Marshal: Maintaining Evolving Models

Status: Completed

Start Date: 2014-06-20

End Date: 2014-12-19

Description: SIFT proposes to design and develop the Marshal system, a mixed-initiative tool for maintaining task models over the course of evolving missions. Marshal-enabled planning and scheduling systems will maintain task models so that they are in tighter correspondence with the current operating context. Marshal will provide a simple dialogue based interface to update models and affordances for incomplete or imprecise user inputs. Marshal will actively diagnose user created plans to identify and rank queries so that users can maintain the most relevant task model constraints. Marshal's capabilities will stem from how it represents and reasons with a family of possible task model interpretations. As users add new constraints that may be incomplete, imprecise, or temporary, Marshal creates interpretations of the constraints. With user feedback, Marshal updates the interpretations to more closely match their intended task model. With a family of models, Marshal can compute the expectation that user plans are consistent. Marshal also computes diagnoses explaining which assumptions about the user's intended model lead to inconsistency. From the diagnoses, Marshal populates a queue of potential plan flaws that the user can address at their convenience through natural and informative dialogues. As users interact with Marshal, it automatically maintains task models so that they can better serve mission planners as missions evolve.
Benefits: We will target Marshal as a key technology for handling evolving and changing task models for all NASA missions. Many NASA missions evolve and grow as they are occurring. For instance, the Mars Exploration Rover mission has expanded greatly beyond its original mission parameters. As a general-purpose model evolution tool, Marshal will be capable of handling complex domain constraints in such domains. Marshal has high applicability to analog missions where operations methodologies are evolved (i.e., Desert RATS and NEEMO). Further, any mission for geologic centric (i.e., planetary surface or asteroid) exploration and ISS crew planning will require occasional on-the-fly modification of procedures and tasks. Finally, as the possibility of long distance spaceflights draws ever closer, NASA will require technologies capable of duplicating or replacing current ground control tasks. We will work toward making Marshal a viable candidate for increasing the autonomy of astronauts during these flights.

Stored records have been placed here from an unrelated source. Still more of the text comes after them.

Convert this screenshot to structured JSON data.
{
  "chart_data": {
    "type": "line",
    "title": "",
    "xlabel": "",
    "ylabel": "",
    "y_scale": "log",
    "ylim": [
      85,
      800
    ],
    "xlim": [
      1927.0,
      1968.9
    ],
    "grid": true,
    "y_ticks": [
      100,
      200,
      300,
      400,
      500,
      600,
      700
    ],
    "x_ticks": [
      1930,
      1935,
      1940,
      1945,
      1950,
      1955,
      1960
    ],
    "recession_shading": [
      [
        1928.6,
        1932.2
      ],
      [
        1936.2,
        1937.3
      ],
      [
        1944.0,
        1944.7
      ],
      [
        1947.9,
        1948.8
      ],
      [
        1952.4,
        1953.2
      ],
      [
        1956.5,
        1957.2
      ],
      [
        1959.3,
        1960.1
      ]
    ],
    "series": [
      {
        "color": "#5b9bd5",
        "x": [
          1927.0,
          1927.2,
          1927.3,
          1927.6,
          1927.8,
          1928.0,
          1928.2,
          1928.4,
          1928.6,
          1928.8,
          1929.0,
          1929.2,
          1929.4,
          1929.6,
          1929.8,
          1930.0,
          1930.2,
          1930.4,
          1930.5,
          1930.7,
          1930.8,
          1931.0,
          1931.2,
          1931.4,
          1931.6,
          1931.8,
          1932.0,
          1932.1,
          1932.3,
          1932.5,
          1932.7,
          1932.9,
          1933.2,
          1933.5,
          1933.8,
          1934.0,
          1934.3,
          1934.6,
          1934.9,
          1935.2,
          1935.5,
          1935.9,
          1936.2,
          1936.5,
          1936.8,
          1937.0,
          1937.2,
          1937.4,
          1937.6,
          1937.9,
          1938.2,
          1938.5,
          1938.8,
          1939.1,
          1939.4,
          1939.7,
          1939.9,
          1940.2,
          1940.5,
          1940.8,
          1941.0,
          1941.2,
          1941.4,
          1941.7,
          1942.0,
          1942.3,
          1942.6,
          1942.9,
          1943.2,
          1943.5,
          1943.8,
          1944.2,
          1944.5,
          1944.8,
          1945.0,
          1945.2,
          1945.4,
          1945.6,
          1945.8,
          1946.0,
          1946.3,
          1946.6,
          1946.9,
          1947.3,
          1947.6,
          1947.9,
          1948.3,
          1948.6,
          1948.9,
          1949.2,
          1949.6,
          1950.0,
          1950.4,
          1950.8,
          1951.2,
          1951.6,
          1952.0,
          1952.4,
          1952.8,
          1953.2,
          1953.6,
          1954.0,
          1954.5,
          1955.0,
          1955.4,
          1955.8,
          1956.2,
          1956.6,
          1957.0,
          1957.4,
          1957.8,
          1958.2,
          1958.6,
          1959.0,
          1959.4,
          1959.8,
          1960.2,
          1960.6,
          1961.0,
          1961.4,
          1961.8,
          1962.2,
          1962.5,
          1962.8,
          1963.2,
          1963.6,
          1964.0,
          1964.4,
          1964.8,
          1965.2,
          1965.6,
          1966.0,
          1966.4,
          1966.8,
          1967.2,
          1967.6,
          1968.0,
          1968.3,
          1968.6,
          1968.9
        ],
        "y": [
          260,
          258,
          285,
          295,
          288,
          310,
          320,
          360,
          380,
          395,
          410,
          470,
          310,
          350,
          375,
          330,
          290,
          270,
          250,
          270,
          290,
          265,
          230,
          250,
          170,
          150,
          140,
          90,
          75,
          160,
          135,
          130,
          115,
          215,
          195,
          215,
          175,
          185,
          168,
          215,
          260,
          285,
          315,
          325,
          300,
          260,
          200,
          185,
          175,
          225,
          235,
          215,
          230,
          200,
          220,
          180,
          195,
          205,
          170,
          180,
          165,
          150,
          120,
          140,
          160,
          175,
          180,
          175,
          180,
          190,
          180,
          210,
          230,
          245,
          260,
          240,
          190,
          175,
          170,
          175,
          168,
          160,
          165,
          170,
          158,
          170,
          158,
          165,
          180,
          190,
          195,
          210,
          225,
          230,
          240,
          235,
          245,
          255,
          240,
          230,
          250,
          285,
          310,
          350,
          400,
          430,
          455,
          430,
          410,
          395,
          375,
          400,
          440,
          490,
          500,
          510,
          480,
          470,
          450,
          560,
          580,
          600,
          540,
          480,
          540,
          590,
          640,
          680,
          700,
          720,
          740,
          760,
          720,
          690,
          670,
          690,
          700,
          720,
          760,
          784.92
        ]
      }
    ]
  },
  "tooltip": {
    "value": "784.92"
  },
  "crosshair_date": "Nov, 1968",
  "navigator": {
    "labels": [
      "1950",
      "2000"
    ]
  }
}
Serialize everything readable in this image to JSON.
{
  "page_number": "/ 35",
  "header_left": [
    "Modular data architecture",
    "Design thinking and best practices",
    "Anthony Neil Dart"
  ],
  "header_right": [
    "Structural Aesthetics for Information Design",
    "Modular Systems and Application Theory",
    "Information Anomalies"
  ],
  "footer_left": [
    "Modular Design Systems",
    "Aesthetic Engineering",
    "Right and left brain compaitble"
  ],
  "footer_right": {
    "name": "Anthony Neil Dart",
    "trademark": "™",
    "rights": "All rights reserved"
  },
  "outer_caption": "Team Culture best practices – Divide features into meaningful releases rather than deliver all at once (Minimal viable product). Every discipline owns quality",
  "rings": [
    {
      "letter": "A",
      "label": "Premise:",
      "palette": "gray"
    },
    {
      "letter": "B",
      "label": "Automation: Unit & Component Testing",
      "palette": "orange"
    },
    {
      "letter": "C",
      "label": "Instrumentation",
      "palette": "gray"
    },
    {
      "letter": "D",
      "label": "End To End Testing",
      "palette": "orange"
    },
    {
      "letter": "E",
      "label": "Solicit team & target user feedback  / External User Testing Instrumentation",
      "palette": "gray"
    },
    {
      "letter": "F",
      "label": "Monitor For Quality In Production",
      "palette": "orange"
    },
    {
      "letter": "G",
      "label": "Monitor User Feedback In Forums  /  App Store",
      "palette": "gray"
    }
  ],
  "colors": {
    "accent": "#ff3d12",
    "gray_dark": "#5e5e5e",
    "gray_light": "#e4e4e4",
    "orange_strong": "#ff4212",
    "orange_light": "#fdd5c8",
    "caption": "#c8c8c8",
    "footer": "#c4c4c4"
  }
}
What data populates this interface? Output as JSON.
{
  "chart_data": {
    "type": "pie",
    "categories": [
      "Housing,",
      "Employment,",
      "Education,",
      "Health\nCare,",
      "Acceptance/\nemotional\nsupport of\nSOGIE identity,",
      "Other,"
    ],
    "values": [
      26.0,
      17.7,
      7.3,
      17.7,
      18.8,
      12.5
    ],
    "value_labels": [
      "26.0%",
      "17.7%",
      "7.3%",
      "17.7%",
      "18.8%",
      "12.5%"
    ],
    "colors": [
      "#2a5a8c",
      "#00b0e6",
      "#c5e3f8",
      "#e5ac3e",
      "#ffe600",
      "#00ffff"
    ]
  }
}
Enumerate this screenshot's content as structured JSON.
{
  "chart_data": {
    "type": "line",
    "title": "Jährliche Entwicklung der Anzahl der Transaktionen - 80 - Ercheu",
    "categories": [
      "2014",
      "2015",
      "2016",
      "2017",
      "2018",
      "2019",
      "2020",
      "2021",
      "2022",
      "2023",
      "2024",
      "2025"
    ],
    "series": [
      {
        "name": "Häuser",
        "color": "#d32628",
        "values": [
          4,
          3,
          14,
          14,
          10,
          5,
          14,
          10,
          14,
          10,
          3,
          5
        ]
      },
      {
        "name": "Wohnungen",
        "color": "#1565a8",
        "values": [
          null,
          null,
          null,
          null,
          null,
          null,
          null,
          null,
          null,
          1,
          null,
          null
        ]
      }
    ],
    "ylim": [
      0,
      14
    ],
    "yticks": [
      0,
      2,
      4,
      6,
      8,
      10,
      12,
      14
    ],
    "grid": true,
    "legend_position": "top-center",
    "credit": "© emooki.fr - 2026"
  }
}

We will develop Marshal technologies to be applicable across a variety of domains, beyond those at NASA. At SIFT, we have extensive knowledge in planning and scheduling for in unmanned aerial vehicles (UAVs), satellites, and ground troop movements. These domains touch on a range of organizations, including the Air Force Research Laboratory (AFRL), the Defense Advanced Research Project Agency (DARPA), the Office of Navel Research (ONR) and the Army Research Laboratory (ARL).